To me, a heated shop is really important. When I think of working in the shop, especially after hours, I would find a heated shop most inviting. I am in the midst of starting to build a small shop, and what I am doing is installing a “radiant hot water in floor heating system” fired by gas.

This works well in a new construction situation, but as Bob mentioned, if your shop is already built, you might not want to go the distance with this type of heating. Although you could get away with a two inch concrete slab over concrete, which really wouldn’t be all that much more cost over new construction, probably about $1,500.00 plus the heating system itself. The problem would be that you would have to remove everything from the shop for a week or so.

To my thinking, “in floor radiant heat” has some serious advantages in a shop. First of all, it heats from the bottom up, which means the area where you are working has priority. This is in stark contrast to forced air heating.

Furthermore, if ever you need to lay down on the floor, you might not want to get up, cause it will feel so user friendly. This is very significant. I believe that a lot of illnesses and back aches etc, come from men not taking care in the area of keeping one’s body warm. A recent study showed that those people who kept their feet warm, were far less likely to catch a cold, flue etc.

Now take into consideration the fact that no air is being pushed around = no dust or paint movement to areas which you might not want to contaminate or dust on your new paint.

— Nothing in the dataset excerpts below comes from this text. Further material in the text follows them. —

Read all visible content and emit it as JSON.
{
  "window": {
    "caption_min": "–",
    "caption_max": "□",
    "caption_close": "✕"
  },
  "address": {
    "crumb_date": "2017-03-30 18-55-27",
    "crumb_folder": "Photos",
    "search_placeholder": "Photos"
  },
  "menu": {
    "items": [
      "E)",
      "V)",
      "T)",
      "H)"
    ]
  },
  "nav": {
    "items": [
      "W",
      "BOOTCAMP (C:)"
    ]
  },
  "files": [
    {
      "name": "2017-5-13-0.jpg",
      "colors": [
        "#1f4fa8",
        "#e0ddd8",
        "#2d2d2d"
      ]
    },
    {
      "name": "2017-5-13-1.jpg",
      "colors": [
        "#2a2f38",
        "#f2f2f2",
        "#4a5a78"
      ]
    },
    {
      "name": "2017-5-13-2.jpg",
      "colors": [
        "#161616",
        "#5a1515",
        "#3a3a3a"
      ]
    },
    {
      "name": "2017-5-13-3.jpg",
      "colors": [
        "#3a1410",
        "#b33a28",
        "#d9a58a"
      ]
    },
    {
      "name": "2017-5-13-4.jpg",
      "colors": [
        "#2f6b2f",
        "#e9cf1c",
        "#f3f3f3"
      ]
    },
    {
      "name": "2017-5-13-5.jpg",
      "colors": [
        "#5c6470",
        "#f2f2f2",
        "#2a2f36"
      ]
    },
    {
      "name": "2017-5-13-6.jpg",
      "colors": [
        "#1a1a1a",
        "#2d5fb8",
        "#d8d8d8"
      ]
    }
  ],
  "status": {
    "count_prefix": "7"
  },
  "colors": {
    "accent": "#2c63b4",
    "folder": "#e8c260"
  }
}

In all other forms of heating, the air closest to the ceiling has to be heated before the lower air is warmed. The heating works from the top down, even with those electric and kerosene heaters which you mentioned. Yes, they are positioned on the floor, however given a short distance away from the heaters, the floor and the air remain cool.

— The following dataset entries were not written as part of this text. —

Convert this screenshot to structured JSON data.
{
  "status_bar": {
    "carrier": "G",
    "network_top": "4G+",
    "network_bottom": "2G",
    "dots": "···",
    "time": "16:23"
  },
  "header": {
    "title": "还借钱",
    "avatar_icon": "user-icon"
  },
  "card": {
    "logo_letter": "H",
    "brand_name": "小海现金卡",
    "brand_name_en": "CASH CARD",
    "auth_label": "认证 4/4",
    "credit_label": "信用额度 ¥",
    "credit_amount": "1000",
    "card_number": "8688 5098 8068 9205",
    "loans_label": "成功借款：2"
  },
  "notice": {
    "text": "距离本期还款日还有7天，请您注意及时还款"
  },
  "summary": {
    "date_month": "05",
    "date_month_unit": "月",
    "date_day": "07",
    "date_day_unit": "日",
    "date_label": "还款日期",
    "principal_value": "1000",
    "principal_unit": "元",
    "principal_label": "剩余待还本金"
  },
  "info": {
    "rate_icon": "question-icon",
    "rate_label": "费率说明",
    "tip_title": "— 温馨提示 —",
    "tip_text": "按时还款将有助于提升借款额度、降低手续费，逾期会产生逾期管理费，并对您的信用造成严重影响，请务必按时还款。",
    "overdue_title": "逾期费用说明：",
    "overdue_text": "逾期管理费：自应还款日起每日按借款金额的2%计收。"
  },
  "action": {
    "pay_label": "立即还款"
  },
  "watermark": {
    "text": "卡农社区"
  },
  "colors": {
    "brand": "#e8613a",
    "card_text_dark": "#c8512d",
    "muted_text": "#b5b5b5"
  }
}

Add to all this, if your shop had no insulation in the ceiling, it wouldn’t make a huge difference with “in-floor-heating”. Why? Because a “radiant-in-floor-heating-system’s” priority is within the fist eight feet of the floor. Of course there will be some heat loss, but not to the degree as those systems which have to heat the upper eight feet first to about 80 degrees before the floor’s air even hits 50. An “in-floor-system” would heat the floor to say 60-65, (which is really all you need at the floor in a shop) and the air at the 12 foot ceiling mark might only hit 50-60 at that point. Given a few hours, the air next to the ceiling would obviously warm up.

The other thing to take into consideration is this. Once the slab of concrete is warm, it becomes a thermal mass and takes hours to cool off. So what I’m going to do is have a programable thermostat which will start the heat an hour prior to start-up time and shut if off three hours before shut down time.

As for which type of fuel you might choose to heat the floor, this would depend on the fuel costs in your area. A gas boiler is usually cheaper but an electric boiler might be less costly over the long run.